L’ingresso ai cani è consentito all’interno degli uffici postali, rispettando però alcune facili regole. È quanto conferma Poste Italiane su Twitter, in risposta a Gianluca Felicetti, il presidente di LAV. Un’ottima notizia per tutti gli amanti degli animali sullo Stivale, liberi di portare con sé gli amici a quattro zampe anche durante le comuni commissioni quotidiane.

Così come sottolinea LAV dal proprio sito ufficiale, il quesito sull’accesso dei cani negli uffici postali è sorto a seguito di un’iniziativa del gruppo. Poste Italiane, infatti, ha avviato un piano di polizze assicurative per gli amici a quattro zampe, allo scopo di garantire ai proprietari maggiore serenità e sicurezza.

=> Scopri come educare i cani al guinzaglio


La nostra domanda è emersa spontaneamente, logica conseguenza dell’esperienza personale e delle segnalazioni dei soci che si rivolgono a noi lamentando decisioni arbitrarie, raccontando di utenti che si ergono a paladini della sicurezza, invocando Leggi di divieto che non esistono per un luogo aperto al pubblico com’è una Posta.
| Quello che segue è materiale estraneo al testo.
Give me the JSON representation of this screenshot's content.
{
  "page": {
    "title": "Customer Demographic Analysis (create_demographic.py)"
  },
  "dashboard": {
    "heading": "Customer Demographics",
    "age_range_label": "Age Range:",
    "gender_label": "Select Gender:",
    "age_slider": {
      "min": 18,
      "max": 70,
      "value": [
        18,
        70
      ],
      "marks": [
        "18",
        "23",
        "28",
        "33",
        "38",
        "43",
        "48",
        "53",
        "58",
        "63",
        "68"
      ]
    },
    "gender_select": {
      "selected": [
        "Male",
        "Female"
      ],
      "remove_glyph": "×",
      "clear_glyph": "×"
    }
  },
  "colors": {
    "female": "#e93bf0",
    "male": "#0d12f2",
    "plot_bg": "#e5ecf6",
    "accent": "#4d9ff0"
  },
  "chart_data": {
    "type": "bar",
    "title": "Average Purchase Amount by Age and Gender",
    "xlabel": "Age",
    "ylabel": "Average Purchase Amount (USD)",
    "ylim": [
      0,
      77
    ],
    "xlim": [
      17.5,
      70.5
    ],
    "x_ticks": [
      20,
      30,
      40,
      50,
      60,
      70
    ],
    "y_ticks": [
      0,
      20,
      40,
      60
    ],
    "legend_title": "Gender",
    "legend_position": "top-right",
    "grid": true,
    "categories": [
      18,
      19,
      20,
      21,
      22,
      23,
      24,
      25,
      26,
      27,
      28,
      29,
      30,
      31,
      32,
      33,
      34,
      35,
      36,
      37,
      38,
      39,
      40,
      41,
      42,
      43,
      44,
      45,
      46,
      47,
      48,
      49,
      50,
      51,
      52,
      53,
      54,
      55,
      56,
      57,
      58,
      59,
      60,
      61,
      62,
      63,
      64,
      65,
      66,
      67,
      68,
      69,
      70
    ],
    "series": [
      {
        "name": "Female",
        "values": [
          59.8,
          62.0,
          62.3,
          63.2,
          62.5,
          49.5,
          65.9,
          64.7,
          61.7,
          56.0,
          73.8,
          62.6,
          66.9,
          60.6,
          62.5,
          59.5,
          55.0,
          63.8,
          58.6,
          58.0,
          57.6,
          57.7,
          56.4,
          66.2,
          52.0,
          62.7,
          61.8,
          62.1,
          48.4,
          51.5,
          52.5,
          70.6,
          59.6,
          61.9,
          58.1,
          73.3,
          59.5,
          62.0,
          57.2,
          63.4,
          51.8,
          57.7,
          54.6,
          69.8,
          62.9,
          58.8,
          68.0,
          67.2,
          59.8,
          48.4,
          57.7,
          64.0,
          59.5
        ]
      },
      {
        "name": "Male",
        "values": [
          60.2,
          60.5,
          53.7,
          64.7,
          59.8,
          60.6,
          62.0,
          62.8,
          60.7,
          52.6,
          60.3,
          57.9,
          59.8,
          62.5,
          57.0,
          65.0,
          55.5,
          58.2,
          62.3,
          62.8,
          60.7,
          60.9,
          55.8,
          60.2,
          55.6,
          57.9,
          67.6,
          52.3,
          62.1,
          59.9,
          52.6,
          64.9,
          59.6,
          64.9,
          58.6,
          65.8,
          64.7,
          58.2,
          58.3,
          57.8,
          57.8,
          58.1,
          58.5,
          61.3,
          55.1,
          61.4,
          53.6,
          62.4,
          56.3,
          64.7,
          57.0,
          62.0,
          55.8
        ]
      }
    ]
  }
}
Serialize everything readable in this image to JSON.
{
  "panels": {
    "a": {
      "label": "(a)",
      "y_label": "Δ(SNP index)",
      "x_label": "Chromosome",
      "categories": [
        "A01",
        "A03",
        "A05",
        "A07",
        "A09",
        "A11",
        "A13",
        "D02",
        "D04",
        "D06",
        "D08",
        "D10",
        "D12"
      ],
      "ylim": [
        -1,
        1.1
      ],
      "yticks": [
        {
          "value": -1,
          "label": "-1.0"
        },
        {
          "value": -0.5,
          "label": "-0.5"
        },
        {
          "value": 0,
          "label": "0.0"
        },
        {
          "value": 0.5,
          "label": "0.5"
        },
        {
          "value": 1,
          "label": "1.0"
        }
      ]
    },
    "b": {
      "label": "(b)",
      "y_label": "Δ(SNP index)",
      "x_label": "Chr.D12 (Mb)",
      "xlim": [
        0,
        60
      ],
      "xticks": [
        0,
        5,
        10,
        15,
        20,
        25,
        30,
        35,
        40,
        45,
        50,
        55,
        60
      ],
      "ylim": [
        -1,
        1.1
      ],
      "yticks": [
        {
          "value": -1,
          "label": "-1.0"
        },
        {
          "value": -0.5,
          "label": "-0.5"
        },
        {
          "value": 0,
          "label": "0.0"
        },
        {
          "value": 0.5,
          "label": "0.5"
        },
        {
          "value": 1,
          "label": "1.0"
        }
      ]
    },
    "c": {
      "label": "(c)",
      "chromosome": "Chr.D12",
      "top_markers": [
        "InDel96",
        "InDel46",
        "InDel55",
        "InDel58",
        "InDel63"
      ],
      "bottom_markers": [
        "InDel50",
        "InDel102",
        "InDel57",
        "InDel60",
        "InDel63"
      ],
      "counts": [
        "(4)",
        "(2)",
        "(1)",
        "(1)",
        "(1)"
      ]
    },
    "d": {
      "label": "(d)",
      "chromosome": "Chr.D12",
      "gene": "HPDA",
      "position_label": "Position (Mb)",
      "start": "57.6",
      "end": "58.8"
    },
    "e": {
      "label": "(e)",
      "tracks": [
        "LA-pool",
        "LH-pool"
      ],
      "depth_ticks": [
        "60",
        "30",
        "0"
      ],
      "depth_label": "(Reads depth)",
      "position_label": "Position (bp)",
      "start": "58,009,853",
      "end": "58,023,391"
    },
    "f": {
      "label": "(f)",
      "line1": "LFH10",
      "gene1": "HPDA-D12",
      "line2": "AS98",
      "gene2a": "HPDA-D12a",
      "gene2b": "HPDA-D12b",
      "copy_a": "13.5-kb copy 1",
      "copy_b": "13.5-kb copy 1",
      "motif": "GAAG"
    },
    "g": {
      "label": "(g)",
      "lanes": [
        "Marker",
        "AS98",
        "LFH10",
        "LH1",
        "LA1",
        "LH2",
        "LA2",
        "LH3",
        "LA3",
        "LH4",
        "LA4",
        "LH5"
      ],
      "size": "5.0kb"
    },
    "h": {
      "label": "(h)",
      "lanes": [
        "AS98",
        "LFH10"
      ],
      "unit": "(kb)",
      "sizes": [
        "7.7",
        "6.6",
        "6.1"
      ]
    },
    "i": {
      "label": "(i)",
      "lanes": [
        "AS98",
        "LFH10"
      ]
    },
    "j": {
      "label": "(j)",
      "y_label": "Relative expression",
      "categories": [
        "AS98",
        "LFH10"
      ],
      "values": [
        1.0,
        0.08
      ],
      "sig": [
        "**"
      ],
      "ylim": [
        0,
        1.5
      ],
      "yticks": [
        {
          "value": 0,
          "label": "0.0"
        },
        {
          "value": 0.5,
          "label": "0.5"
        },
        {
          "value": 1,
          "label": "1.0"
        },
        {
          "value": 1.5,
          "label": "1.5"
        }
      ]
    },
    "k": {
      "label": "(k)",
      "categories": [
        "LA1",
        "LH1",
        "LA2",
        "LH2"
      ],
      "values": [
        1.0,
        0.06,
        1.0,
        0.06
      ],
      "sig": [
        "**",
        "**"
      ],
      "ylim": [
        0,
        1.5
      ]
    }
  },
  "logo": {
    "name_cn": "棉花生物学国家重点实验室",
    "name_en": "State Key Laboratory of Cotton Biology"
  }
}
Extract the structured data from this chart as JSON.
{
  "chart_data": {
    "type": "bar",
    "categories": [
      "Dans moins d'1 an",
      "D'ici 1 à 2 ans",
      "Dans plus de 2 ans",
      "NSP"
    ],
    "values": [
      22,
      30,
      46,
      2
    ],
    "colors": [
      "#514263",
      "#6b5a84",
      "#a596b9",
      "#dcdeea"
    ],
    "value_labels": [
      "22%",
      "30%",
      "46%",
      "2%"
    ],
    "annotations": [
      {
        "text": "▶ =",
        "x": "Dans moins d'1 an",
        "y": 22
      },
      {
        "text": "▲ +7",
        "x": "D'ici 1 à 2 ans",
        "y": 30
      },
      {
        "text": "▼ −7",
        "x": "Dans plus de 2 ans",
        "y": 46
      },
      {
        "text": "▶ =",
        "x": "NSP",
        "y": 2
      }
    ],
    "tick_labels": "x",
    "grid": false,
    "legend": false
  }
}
In risposta alla domanda di Felicetti, Poste Italiane ha confermato come i cani possano entrare all’interno degli uffici postali, purché con guinzaglio di massimo 1.5 metri e opportuna museruola:

L’accesso ai cani nella sala al pubblico degli uffici postali è consentito nel rispetto delle seguenti condizioni: che siano sempre al guinzaglio a una misura non superiore a metri 1,50 e che indossino una museruola in caso di rischio per l’incolumità di persone o animali. […] L’accesso viene consentito nel rispetto del d.P.R. (Decreto del presidente della repubblica) 320/54, dell’ordinanza del 6 agosto 2013 del ministero della salute e delle relative leggi regionali.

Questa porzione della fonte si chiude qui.